Mais nous sommes des bêtes malfaisantes. Nous devons donc concevoir nos technologies pour corriger nos points faibles. .

Voici comment :

Nous devons d’abord reconnaitre que la menace de Facebook ne réside pas dans des aspects marginaux de ses produits, ou dans la nature du contenu distribué. Mais dans  la surveillance généralisée que Facebook exploite pour cibler les publictés et les contenus. Et dans ses valeurs fondamentales: un focus sur la croissance ininterrompue et l'engagement, dont la surveillance généralisée est le fuel.

Et surtout, dans l’effet délétère de Facebook, qui nous empêche de penser collectivement.  Nous ne pouvons organiser un mouvement politique autour de la façon dont Trump a exploité Facebook en 2016, ou de la façon dont il en a été expulsé en 2021. Ou sur la façon dont Facebook a contribué directement à l’expulsion massive et au meurtre des Rohingya de Myanmar. Nous ne pouvons rallier des gens sur la façon dont Facebook domine le marché publicitaire dans le monde. Nous ne pouvons expliquer les nuances de la section 230 et attendre un consensus sur le sujet. Rien de cela ne suffit.

Le problème de Facebook, c’est Facebook.

Facebook est dangereux à cause de l’impact collectif de 3 milliards de personnes surveillées en permanence. Et qui ont leurs connections sociales, les stimulations culturelles, leur conscience politique forgés par des algos prédictifs tordus pour avoir toujours davantage d’engagement.

Le probleme n’est pas la popopularité d’un president dsur Facebook dans un endroit du monde, le probleme c’est Facebook lui même.  Facebook sera probablement aussi puissant ou encore plus puissant qu’aujourd’hui, pour des décennies. Alors, en même temps que nous devons nous efforcer de mieux vivre avec, il faut passer les prochaines années à réfléchir à une réforme radicale. Il faut s’attaquer aux racines de Facebook, et pendant qu’on y est, de google.

Une récente intervention réglementaire pourrait servir de première étape.

En 2018, l’Union Européenne a insisté pour que les entreprises qui collectent les données respectent les droits basiques des citoyens.
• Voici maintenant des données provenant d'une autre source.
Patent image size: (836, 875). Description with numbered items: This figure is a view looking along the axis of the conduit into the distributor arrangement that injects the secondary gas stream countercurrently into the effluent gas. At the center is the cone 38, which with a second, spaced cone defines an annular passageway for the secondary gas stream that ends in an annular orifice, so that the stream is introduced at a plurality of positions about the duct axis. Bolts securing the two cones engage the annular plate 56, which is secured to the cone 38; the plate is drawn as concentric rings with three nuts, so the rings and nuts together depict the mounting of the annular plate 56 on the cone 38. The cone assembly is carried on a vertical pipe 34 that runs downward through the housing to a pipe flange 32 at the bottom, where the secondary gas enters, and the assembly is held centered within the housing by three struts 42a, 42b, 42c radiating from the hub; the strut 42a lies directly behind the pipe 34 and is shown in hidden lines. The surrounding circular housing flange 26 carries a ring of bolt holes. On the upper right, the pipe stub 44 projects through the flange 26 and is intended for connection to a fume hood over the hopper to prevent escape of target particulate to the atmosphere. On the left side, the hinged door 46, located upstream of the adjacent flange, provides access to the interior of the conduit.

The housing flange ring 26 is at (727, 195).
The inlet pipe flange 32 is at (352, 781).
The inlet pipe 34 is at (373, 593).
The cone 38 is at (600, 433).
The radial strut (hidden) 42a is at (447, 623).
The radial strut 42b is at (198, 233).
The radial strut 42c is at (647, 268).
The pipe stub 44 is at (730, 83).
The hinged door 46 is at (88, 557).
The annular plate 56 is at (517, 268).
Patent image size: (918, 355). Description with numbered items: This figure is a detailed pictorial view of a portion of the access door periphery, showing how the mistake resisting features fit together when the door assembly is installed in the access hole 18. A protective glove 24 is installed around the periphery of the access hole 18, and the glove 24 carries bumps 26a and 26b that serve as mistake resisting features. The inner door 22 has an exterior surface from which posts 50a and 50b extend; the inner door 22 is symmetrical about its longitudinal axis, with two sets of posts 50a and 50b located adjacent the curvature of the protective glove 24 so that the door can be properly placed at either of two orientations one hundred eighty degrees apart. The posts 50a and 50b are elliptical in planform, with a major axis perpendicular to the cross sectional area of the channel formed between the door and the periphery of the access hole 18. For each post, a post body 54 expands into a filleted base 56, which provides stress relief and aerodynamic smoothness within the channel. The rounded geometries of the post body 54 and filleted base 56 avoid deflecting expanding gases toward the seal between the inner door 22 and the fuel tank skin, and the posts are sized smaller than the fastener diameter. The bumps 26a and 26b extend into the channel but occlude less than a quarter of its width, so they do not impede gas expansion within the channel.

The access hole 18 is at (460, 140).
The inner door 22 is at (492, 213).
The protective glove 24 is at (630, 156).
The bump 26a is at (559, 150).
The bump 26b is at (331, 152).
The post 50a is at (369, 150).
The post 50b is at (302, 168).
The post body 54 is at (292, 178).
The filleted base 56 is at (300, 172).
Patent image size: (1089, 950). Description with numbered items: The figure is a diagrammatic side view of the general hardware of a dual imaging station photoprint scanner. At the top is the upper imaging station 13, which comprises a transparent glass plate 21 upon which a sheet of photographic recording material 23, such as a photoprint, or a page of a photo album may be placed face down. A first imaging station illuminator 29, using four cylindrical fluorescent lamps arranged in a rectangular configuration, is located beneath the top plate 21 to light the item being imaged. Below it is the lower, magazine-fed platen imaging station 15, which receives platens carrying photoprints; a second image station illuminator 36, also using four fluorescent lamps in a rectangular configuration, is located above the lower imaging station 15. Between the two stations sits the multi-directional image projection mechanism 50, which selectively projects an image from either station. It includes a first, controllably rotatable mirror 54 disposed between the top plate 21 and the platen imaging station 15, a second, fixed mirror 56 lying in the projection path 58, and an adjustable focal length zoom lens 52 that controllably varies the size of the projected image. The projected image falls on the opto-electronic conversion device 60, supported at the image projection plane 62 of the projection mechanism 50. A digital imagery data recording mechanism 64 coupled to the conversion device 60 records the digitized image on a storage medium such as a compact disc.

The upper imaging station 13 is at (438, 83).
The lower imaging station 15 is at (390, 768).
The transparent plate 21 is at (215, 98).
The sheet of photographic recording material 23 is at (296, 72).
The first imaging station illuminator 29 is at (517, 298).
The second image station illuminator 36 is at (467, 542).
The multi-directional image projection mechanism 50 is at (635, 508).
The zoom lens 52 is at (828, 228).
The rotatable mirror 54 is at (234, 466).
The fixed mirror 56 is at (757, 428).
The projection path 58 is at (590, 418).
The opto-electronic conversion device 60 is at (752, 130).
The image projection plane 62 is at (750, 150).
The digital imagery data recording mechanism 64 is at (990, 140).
Le GDPR accorde aux utilisateurs de l’autonomie sur la data qu’ils génèrent et sur la transparence dans la façon dont la data est utilisée.
Le respect de cette régulation a été rock and roll et le signe de son entrée en vigueur, une myriade de formulaires pour accepter les termes. Mais la loi offre la possibilité de limiter le pouvoir des aspitareurs à big data que sont Google et Facebook. Elle doit être étudiée, renforcée et généralisée dans le monde. Si le Congrès américain les parlements du Canada, d’Australie et d’Inde prenaient au sérieux les droits des citoyens concernant leur data , il y aurait un certain espoir.

Au dela du GDPR, il faudrait empêcher Facebook ou toute autre entreprise de traquer tout ce que nous disons et faisons et limiter leur utilisation de la data pour influencer nos connections sociales et nos activités politiques. Nous pouvons limiter le pouvoir et le reach de FB sans compromettre la liberté d’expression. Nous pourrions rendre Facebook moins important.

Imaginez que nous gardions notre focus sur la manière dont fonctionne Facebook et des raisons pour lesquelles cette société est si riche et puissante. Si nous faisons cela au lieu de nous concentrer sur le dernier exemple de fake news sur la plateforme, nous aurons peut etre une petite chance. Comme Marshall McLuhan nous l’a enseigné il y a 56 ans, c’est le medium qui compte pas le message.